Their extra-rational loyalty to their respective leaders stems from the same madness as inspired the European armies: nationalism. (Notice that the people never participate in hartals: nationalism, unlike in Europe, never reached the masses here. It is an elite phenomenon, and thereby a contradiction. That should not be a surprise: the meaning of a word, as we have seen, cannot be transferred to another way of life. But that's not the only contradiction: Mujib and his daughter's nationalism is Bengali nationalism - Bengalism - and is anti-Islam, pro-India and strongly flavoured by Hinduism; Zia and his widow's nationalism is Bangladeshi nationalism, pro-Islam, anti-Indian, pro-Pakistan. Thus, two rival nationalisms coexist, though the former is usually classed as more nationalist. But both claim extraterritorial loyalty to foreign countries, yet another contradiction. However, an ersatz nationalism is just as heady - and toxic - as the real McCoy.)
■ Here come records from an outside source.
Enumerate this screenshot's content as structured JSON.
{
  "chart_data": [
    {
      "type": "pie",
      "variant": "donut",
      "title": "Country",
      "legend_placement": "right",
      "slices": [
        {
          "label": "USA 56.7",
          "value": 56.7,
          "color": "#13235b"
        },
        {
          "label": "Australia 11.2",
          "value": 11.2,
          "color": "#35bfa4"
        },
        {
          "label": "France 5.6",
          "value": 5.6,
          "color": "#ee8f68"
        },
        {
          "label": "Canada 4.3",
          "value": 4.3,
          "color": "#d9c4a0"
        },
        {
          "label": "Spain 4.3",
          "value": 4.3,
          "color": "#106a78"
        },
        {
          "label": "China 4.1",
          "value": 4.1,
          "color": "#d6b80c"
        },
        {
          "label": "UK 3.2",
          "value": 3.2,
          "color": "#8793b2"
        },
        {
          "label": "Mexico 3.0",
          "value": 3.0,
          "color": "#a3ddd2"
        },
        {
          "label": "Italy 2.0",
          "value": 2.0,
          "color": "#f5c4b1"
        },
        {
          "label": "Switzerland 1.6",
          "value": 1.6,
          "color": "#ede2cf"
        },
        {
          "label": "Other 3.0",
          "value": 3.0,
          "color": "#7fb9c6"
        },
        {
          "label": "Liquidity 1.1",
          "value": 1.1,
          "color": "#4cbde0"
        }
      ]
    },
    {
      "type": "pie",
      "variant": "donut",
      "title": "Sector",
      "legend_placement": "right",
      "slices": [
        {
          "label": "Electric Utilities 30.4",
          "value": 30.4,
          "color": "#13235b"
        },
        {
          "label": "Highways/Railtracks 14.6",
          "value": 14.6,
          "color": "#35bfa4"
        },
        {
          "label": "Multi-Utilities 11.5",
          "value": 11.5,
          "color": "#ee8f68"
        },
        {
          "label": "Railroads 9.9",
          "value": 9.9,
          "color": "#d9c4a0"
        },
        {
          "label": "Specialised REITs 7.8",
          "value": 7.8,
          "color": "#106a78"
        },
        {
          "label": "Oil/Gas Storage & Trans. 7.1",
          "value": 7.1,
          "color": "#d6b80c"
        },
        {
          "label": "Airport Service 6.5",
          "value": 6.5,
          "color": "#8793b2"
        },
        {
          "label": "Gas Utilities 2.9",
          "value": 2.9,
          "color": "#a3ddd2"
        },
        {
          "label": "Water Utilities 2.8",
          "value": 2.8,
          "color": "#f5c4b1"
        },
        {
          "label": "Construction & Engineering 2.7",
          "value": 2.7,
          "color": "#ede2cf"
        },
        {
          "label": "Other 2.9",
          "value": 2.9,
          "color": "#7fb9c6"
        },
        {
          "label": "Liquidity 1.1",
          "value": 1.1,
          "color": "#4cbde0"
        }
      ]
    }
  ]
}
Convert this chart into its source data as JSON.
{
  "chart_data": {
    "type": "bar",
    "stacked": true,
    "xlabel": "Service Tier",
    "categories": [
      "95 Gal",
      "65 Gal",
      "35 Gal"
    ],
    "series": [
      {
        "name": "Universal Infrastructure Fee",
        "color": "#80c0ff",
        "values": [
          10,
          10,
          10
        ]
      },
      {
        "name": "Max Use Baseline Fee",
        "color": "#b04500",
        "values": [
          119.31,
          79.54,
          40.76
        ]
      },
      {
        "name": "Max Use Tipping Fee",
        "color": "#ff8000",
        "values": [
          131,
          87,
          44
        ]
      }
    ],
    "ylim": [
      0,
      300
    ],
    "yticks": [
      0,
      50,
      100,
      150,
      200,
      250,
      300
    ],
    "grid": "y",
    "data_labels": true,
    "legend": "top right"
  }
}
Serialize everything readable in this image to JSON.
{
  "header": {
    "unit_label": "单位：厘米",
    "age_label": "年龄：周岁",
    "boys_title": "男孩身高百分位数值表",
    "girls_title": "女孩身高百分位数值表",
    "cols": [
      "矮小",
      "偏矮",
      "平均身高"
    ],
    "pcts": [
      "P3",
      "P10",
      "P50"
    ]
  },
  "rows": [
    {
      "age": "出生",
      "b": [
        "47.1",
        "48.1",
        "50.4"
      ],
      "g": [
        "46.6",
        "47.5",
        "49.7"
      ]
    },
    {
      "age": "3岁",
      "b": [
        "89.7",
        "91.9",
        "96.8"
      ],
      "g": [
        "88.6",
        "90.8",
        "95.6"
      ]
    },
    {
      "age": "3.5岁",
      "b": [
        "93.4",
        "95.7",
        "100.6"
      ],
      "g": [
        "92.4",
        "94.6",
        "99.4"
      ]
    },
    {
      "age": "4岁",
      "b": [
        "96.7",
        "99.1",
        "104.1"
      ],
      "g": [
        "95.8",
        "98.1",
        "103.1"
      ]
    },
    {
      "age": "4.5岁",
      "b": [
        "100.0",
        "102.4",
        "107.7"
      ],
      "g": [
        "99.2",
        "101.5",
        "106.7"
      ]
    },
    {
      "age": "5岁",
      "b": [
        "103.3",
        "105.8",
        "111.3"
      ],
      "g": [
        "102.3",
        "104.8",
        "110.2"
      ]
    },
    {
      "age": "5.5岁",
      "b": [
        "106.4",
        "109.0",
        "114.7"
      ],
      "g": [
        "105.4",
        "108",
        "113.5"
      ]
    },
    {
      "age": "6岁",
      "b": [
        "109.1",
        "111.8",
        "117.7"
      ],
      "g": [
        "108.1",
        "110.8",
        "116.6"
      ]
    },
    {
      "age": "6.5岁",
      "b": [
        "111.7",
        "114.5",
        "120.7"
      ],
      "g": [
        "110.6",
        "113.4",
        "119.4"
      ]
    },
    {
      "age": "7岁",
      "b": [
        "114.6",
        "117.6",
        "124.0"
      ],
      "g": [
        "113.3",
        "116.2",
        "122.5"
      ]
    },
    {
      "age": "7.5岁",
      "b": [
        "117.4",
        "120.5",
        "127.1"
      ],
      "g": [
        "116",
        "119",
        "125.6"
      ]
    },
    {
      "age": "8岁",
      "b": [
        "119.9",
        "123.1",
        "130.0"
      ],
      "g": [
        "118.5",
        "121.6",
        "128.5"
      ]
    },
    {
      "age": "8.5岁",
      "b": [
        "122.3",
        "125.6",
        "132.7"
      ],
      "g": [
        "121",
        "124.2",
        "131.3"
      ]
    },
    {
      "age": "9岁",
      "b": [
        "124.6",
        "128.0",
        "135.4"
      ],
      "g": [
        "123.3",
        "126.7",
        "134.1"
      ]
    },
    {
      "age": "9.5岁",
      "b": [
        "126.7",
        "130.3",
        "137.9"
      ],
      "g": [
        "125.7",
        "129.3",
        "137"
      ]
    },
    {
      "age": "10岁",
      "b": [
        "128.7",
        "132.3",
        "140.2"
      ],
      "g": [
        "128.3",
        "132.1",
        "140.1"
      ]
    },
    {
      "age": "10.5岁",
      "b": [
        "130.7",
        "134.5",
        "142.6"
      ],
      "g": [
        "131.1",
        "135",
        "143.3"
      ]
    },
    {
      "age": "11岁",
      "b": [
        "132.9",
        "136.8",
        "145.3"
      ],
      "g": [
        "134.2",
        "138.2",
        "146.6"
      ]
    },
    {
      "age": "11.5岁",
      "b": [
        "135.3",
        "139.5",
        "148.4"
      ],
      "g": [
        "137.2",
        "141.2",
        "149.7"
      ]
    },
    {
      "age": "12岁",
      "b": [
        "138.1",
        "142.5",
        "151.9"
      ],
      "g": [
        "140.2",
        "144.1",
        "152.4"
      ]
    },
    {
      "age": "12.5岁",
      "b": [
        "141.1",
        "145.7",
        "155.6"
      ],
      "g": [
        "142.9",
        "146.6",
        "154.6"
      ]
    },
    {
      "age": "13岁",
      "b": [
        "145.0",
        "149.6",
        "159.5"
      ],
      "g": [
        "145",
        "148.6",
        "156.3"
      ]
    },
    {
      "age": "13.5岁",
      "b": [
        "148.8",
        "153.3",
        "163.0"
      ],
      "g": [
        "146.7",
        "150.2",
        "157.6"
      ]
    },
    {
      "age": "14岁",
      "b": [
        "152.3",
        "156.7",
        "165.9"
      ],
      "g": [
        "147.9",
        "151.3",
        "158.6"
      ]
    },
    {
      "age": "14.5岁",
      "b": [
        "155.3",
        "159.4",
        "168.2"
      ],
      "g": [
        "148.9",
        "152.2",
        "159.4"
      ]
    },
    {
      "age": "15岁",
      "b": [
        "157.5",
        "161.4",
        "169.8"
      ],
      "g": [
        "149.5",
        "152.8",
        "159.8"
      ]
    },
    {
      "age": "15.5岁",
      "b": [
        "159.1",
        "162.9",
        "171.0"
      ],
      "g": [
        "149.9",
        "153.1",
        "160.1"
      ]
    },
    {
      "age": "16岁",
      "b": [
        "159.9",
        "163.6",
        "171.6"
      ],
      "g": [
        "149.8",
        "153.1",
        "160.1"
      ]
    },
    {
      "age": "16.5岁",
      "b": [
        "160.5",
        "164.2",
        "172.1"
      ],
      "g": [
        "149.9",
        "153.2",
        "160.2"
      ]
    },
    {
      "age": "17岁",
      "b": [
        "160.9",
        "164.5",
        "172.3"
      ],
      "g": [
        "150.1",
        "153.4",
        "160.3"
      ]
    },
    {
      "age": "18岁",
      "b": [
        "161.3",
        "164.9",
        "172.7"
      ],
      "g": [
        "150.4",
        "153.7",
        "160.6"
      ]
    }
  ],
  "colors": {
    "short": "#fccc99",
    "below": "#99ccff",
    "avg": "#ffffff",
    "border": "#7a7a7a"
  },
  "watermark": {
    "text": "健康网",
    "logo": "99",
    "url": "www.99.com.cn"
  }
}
These are not revelations: everyone knows about the use of student thugs in politics. Quondam president and chief justice Shahabuddin Ahmed observed that "students are getting guns instead of education." "He reiterated his stand against the 'political use of students and urged the students to sever connections with the political parties' (The Daily Star, July 11, 2000)" He became enormously popular for his ineffective jeremiads. Another former president, A. Q. M. Badruddoza Chowdhury, thundered, "Students are armed to punish the opposition and we strongly condemn such acts" (The Bangladesh Observer , March 30, 2005).
When the Colombian FARC pressed children into military service, right-thinking people were appalled. When our political parties press children into thuggery, everybody turns a blind eye. Donor-financed NGOs, which routinely publish the number of murders and rapes every year, never mention these young rogues, and their fate (their rational motives for ignoring the demise of student thugs have been detailed in The Freedom Industry).
These young boys (always boys) are filled with what the Greeks called 'thumos' - spiritedness. They are a lot like animals - lightly instructed, highly motivated, savagely instinctive.
"Do you think, said I, that there is any difference between the nature of a well-bred hound for this watchdog's work and that of a well-born lad (Plato, The Republic 374e - 375a, trans. Paul Shorey, Plato: The Collected Dialogues, ed. Edith Hamilton and Huntington Cairns, Princeton: Princeton University Press, 1996)?"
Further: "And will a creature be ready to be brave that is not high-spirited, whether horse or dog or anything else? Have you never observed what an irresistible and invincible thing is spirit, the presence of which makes every soul in the face of everything fearless and unconquerable?